If the 2nd form is a child form -- for example a modal form to edit details -- then it is participating in the same UOW as the parent and the UOW should be passed from the parent to the child, usually in the constructor.
I'm not a fan of the approach in Gabriel Schenker's article; I think it's better to use the ISession directly as a UOW implementation.

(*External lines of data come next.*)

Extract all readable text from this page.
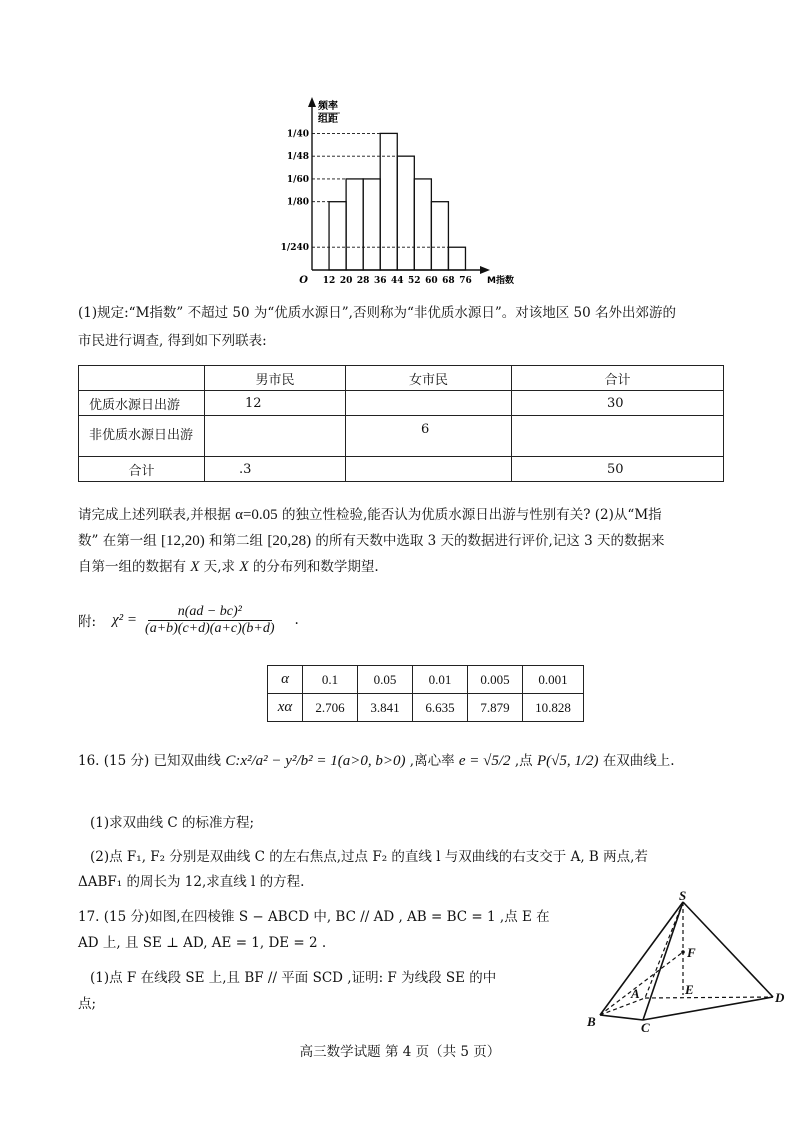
频率
组距
O	M指数
1/80
1/60
1/40
1/48
1/240
12 20 28 36 44 52 60 68 76
(1)规定:“M指数” 不超过 50 为“优质水源日”,否则称为“非优质水源日”。对该地区 50 名外出郊游的
市民进行调查, 得到如下列联表:
	男市民	女市民	合计
优质水源日出游	12		30
非优质水源日出游		6	
合计	.3		50
请完成上述列联表,并根据 α=0.05 的独立性检验,能否认为优质水源日出游与性别有关? (2)从“M指
数” 在第一组 [12,20) 和第二组 [20,28) 的所有天数中选取 3 天的数据进行评价,记这 3 天的数据来
自第一组的数据有 X 天,求 X 的分布列和数学期望.
附: $\chi^2 = \frac{\text{n(ad − bc)²}}{(a+b)(c+d)(a+c)(b+d)}$ .
α	0.1	0.05	0.01	0.005	0.001
xα	2.706	3.841	6.635	7.879	10.828
16. (15 分) 已知双曲线 C:x²/a² − y²/b² = 1(a>0, b>0) ,离心率 e = √5/2 ,点 P(√5, 1/2) 在双曲线上.
(1)求双曲线 C 的标准方程;
(2)点 F₁, F₂ 分别是双曲线 C 的左右焦点,过点 F₂ 的直线 l 与双曲线的右支交于 A, B 两点,若
ΔABF₁ 的周长为 12,求直线 l 的方程.
17. (15 分)如图,在四棱锥 S − ABCD 中, BC // AD , AB = BC = 1 ,点 E 在
AD 上, 且 SE ⊥ AD, AE = 1, DE = 2 .
(1)点 F 在线段 SE 上,且 BF // 平面 SCD ,证明: F 为线段 SE 的中
点;
S
F
A	E
D
B	C
高三数学试题 第 4 页（共 5 页）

Ayende's article referenced in James' answer is good one but we do it a bit differently. For top-level forms that control their own UOW, we have a static method in Program.cs to create an ISession that is invoked in the form's constructor:
private readonly ISession _session;
public frmPlayerViewer()
{
InitializeComponent();
// bail out if we're in the designer
if (LicenseManager.UsageMode == LicenseUsageMode.Designtime)
{
return;
}
_session = Program.OpenEvtSession(FlushMode.Commit);
}
To make sure the ISession is properly disposed, override OnFormClosing:
protected override void OnFormClosing(FormClosingEventArgs e)
{
base.OnFormClosing(e);
if (!e.Cancel && _session != null)
{
if (_session.Transaction.IsActive)
{
const string msg = "OnFormClosing with active transaction.";
log.Error(msg);
throw new Exception(msg);
}
_session.Dispose();
}
}
This code is in a base Form that top-level forms extend.